May 31, 1991|By JONATHAN POWER

STOCKHOLM — Stockholm. - A moment some of us have long been waiting for, a fluorescent marker in a gray sea: ''World military expenditure fell by 5 per cent in 1990,'' according to a report to be published today by the authoritative Stockholm International Peace Research Institute.

No other institution studies the global arms traffic as thoroughly as does this one, and never before in its 25 years of annual reporting have there been so many good things to talk about, even though the perversity and perfidy of mankind never allows us to truly relax.

The number of wars currently being fought, despite the Persian Gulf, is dropping fast. As recently as 1986 there were 36. By 1989 it was down to 33, and last year it was 31. And all the present signs are that by the end of this year it will be significantly under 30.

Apart from Northern Ireland, all the conflicts are in the Third World. A few are inter-state conflagrations like Iraq-Kuwait, but most are civil conflicts, rivals fighting for control of the government, or struggles for autonomy and independence.

Right through the 1980s, arms spending by Third World countries has been steadily declining, in particular in Africa and Latin America. But then, seemingly in contradiction to the downward trend in warfare, the downward trend in spending stopped in 1990, mainly because of increased spending in the Far East and the splurge in new buying sparked by the Gulf War in the Middle East. Even in this combustible region, Syria, Libya and Israel all have been cutting their arms purchases.

In fact, the global trade in conventional weapons is less than two thirds what it was in 1987. Soviet exports have fallen, mainly because of reduced sales to India, Iraq and Afghanistan; for the first time, the U.S. outranks the Soviet Union as the major Third World arms supplier.

The influence of the U.S.-conceived Missile Technology Control Regime increased last year. The regime is designed to discourage the transfer of missile technology into dangerous hands.

Sixteen countries have now signed on, and the Soviet Union has decided to abide by its rules informally. This leads the Stockholm experts to conclude, in spite of Iraq's use of 81 Scud missiles against Israel and Saudi Arabia, that the overall danger of missile proliferation may be declining.

Many Third World nations attempting to build missiles have either quit work on their programs or have stalled because of technical difficulties. Of course, Iraq's own program lies in ruins.

This leaves China, North Korea and Argentina as the worry points: China, because it continues to sell missiles to hot-spot countries like Pakistan and Saudi Arabia; North Korea, where missile and nuclear developments appear to have reached a dangerous stage; Argentina, where the military is refusing to obey a presidential order to dismantle its missile program (originally funded mainly by Iraq).

Chemical-weapons research and stockpiling continues to be too widespread for safe sleeping. Even the allies, reading Iraq's recent declarations to the United Nations, have been taken aback by just how big are its stockpiles. While a Third World nation would hesitate, as did Iraq, to use chemical agents against a nuclear-armed, militarily sophisticated opponent, it would not have the same compunction against one of its own kind.
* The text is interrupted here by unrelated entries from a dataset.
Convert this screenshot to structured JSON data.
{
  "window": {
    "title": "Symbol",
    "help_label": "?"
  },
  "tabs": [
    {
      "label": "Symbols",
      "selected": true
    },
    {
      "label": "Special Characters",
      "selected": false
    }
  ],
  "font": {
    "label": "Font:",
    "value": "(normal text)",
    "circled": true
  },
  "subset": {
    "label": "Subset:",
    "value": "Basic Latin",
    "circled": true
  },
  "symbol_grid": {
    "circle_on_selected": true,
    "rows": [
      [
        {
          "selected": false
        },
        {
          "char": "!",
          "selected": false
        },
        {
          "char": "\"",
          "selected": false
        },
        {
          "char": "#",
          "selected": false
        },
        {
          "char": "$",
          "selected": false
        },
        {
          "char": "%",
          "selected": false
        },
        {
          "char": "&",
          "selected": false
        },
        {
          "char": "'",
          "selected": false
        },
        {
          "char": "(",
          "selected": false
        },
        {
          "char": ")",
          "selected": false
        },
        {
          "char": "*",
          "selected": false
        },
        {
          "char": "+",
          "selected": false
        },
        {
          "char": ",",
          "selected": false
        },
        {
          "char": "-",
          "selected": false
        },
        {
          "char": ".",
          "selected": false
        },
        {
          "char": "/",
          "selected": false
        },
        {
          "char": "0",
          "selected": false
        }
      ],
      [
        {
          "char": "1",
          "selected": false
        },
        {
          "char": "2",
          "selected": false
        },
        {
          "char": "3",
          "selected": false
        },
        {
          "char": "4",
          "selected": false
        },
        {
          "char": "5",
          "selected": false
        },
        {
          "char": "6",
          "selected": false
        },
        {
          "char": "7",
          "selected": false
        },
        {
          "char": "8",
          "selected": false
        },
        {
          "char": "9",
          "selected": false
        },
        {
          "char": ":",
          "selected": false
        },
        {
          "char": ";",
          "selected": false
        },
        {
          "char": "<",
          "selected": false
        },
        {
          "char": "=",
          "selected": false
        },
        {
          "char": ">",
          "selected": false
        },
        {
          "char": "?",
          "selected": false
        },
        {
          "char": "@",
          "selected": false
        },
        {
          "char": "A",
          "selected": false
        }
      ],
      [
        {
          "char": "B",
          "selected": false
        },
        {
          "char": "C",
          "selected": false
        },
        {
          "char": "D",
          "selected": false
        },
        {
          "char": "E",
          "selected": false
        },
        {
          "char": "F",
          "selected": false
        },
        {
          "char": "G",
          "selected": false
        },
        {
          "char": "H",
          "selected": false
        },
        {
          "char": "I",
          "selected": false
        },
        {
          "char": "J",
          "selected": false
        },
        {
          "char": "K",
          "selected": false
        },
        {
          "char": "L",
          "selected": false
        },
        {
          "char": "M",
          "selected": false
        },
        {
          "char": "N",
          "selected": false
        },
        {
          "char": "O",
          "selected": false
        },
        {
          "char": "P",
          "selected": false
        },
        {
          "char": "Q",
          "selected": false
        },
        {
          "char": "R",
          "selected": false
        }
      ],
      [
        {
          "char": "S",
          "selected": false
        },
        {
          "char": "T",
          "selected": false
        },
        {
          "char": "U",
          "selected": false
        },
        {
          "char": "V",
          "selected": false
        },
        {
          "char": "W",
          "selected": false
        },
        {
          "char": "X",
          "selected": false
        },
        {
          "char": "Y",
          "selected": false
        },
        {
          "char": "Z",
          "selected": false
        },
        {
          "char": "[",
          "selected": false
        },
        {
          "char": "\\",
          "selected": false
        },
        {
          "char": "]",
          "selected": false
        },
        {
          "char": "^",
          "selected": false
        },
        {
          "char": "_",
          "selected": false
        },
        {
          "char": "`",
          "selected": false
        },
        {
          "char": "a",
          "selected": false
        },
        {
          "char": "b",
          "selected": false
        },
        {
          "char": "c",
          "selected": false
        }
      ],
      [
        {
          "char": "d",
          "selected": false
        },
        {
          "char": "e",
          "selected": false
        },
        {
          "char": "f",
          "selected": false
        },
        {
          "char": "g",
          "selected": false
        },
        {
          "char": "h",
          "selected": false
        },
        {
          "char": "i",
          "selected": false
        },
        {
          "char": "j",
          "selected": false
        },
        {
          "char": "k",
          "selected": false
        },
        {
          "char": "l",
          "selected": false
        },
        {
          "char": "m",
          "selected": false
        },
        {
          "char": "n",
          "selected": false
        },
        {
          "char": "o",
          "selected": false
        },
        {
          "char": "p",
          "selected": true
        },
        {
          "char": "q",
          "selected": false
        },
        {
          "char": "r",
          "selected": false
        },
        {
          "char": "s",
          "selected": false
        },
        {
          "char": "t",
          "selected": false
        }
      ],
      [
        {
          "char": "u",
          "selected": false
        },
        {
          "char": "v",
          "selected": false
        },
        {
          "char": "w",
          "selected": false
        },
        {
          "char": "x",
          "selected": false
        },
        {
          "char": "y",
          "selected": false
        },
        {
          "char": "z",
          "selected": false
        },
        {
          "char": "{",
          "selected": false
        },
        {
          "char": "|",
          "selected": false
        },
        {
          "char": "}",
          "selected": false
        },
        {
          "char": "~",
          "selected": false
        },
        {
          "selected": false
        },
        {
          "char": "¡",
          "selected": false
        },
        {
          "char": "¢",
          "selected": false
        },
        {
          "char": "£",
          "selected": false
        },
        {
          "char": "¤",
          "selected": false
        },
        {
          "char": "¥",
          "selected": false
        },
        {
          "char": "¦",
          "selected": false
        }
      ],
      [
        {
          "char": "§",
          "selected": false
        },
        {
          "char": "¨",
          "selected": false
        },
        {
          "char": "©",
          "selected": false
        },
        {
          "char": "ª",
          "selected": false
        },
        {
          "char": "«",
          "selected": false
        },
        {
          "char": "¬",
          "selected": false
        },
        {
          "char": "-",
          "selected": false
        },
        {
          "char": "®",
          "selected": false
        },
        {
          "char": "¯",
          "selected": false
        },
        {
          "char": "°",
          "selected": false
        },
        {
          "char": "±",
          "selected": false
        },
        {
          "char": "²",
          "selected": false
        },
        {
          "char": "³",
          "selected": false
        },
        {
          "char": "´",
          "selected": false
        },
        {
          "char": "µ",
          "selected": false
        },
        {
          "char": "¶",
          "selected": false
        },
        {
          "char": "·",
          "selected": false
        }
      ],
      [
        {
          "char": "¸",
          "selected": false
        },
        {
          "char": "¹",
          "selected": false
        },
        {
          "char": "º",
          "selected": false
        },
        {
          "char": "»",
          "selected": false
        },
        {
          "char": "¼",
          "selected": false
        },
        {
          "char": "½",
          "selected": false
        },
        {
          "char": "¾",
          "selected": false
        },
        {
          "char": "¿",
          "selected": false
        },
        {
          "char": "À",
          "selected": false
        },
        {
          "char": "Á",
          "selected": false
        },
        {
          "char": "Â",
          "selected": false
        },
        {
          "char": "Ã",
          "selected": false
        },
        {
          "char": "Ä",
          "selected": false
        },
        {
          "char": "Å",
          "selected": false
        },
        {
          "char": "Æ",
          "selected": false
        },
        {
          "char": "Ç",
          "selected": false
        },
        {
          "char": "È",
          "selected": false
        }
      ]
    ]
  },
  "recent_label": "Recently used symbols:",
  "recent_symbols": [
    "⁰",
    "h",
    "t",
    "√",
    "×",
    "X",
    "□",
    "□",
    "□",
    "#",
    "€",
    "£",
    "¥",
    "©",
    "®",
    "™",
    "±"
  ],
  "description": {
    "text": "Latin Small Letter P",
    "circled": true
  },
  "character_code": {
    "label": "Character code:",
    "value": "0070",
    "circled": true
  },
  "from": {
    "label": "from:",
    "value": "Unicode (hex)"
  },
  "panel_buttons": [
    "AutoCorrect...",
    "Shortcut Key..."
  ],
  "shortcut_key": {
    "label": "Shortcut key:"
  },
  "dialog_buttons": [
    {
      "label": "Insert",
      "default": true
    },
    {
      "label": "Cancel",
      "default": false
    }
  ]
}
America's recent announcement that it was prepared to give up all its chemical weapons gives the negotiations outlawing these barbarous but ancient tools a useful fillip, but it probably won't change the minds of many Third World nations who consider them useful, cheap and effective, whether for use in a civil war or against a neighbor.
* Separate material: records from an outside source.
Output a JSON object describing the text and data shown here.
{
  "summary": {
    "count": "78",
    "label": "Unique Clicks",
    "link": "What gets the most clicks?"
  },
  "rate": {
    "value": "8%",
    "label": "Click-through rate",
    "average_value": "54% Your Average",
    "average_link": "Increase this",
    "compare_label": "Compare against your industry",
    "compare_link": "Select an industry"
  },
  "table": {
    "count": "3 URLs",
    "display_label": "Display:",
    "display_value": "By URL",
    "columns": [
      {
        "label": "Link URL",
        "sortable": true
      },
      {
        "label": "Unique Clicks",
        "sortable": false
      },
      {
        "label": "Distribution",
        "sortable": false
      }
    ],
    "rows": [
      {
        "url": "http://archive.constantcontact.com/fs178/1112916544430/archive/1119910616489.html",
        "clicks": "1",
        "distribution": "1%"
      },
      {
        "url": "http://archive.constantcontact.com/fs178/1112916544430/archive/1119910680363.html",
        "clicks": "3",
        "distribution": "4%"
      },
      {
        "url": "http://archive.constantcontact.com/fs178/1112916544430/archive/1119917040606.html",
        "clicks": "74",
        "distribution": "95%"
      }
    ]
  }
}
The same goes for nuclear weapons. It will be a long time before any of the world's new nuclear weapon states can effectively threaten Europe, the Soviet Union or North America, but they can certainly threaten each other -- in the Middle East, in the Indian sub-continent, and in the Korean peninsula. As Third World countries run out of money to buy more sophisticated and expensive conventional weapons, they are finding, as the old nuclear-have nations found years ago, that nuclear weapons are a relatively cheap deterrent.

The progress on arms proliferation is only a drop in the bucket compared with the oceans of ongoing arms deals and research programs. The developed nations still spend $800 billion a year on arms, and the Third World $150 billion. Nevertheless, the news from Stockholm is that the world can get better as well as worse. Both Moscow and Washington have said recently they want more negotiations about more controls on selling. They should get on with it.

Jonathan Power writes a column on the Third World.